Как бесконечно далеки эти слова, воплотившиеся в дела, от кровавых ужасов Петра и Анны Иоанновны, и сколь еще дальше они от преступлений тоталитарных режимов ХХ века, когда быть родственником «врага народа» считалось тяжким уголовным преступлением. И нельзя не согласиться, что тогда, в 1825 году, государственная власть в России находилась на невиданной ни в XVIII, ни в XX веке нравственной высоте.

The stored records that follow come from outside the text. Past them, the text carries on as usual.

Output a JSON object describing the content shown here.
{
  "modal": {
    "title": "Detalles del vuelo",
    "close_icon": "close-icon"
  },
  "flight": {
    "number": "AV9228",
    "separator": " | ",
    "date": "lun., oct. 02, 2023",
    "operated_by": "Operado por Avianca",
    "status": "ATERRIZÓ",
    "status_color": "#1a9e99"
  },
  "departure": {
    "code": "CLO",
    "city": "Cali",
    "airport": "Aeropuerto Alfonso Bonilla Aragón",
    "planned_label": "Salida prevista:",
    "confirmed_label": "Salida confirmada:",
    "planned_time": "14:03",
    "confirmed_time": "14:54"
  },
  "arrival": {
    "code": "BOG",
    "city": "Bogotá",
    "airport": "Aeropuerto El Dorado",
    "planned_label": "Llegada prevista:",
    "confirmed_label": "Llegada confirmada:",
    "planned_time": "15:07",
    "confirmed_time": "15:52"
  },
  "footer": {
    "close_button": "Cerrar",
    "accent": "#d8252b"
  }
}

Но изменилось и общество. Старое русское гражданское общество, восстановившееся и обновившееся в борьбе с польской интервенцией в послед­ние годы Смуты XVII века, исчезло в Расколе и петровских преобразованиях. После расправы со старообрядцами охотников умирать за идею в русском обществе почти не осталось. Боролись и даже умирали в XVIII веке (если не считать воинских подвигов) главным образом за свои интересы. Мы помним, что практически все свободные сословия высказывались за крепостное право в отношении сословий несвободных и голосов, подобных голосу Радищева или Новикова, почти не было слышно в царствование Екатерины. Не было почти слышно и голосов в защиту унижаемой Православной Церкви ни со стороны духовенства, ни со стороны мирян — мужественное исповедничество святителя Арсения Мациевича так и осталось единичным фактом для XVIII столетия.

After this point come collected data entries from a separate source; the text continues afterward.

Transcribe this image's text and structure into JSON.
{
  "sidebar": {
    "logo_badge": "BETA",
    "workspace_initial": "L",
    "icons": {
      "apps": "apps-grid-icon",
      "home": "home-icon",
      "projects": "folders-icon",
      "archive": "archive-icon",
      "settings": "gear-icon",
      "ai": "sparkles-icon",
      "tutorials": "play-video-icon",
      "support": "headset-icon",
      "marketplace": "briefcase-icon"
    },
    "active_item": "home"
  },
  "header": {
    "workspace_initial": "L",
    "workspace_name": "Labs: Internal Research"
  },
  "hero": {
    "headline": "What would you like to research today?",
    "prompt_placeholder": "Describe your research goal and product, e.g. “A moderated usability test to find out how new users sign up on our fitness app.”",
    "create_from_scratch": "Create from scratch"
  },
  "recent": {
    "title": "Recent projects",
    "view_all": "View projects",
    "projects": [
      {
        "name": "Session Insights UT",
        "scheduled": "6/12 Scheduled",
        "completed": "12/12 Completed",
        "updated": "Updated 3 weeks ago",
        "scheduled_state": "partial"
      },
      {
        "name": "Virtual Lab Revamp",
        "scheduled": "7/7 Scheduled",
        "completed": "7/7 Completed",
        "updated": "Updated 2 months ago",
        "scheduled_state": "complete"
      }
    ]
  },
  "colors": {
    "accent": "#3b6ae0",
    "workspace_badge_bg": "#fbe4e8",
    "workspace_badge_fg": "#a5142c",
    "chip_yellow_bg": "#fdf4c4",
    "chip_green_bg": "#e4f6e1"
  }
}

 Александрово царствование многое изменило. Сам Государь дал пример нравственного, совестливого отношения к ближнему и ответственного отношения к Богу и Церкви. Идеи гражданского самоуправления, парламентаризма, освобождения рабов, просвещения и светского, и религиозного, всех групп русского общества, принцип равной доброжелательности ко всем народам и ко всем религиозным сообществам был сначала явлен с высоты императорского трона и только вслед за тем начал распространяться в высшем сословии. «Император Александр <…> собственно причина восстания 14 декабря. Не им ли раздут в сердцах наших светоч свободы <...>?» — писал во время следствия убийца генерала Милорадовича Петр Каховский Императору Николаю I[84].

Впервые с эпохи Петра в России образуется слой людей, озабоченных общественно-политическим состоянием отечества. Да, здесь было много моды, оглядок на революционную Францию, на Наполеона, было много игры в тайные общества, в античную гражданственность, но исключительно важно, что все эти взрослые игры питались жаждой Правды и искали не своего блага, а блага ближнего.

«Для того ли мы освободили Европу (в 1814 году. — А. З.), чтобы наложить цепи на себя? Для того ли дали конституцию Франции, чтобы не сметь говорить о ней, и купили кровью первенство между народами, чтобы нас унижали дома?» (штабс-капитан А. А. Бестужев). «Любовь к отечеству и свободе <...> сострадание к сочеловекам, находящимся в столь бедственном злополучии <...> меня принудили вступить в сие общество» (подпоручик Я. М. Андреевич). «Причина, побудившая нас к сему, была: угнетение народа. К облегчению его участи я решился из патриотизма жертвовать собою» (отставной поручик А. И. Борисов). «Идея о конституции и свободе крестьян прельстили меня, и я себя почел обязанным взойти в общество, которое мне казалось стремящимся ко благу моего отечества» (штабс-ротмистр князь А. П. Барятинский). «Смело говорю, что из тысячи молодых людей не найдется и ста человек, которые бы не пылали страстью к свободе <…> И мы не можем жить, подобно предкам нашим, ни варварами, ни рабами» (П. Г. Каховский). «Мы были сыны 1812 года. Порывом нашего сердца было жертвовать всем, даже жизнью, во имя любви к отечеству. Призываю в свидетели Самого Бога» (подполковник М. Муравьев-Апостол)[85]. Вольнодумством было проникнуто все современное молодое поколение, а не одни лишь члены тайных обществ: «Кто из молодых людей, несколько образованных, не читал и не увлекался сочинениями Пушкина, дышащими свободою <...> О, Государь! Чтобы истребить корень свободномыслия, нет другого средства, как истребить целое поколение людей, кто родились и образовались в последнее царствование (Александра I. —А. З.)» (подполковник барон В. И. Штейнгель)[86].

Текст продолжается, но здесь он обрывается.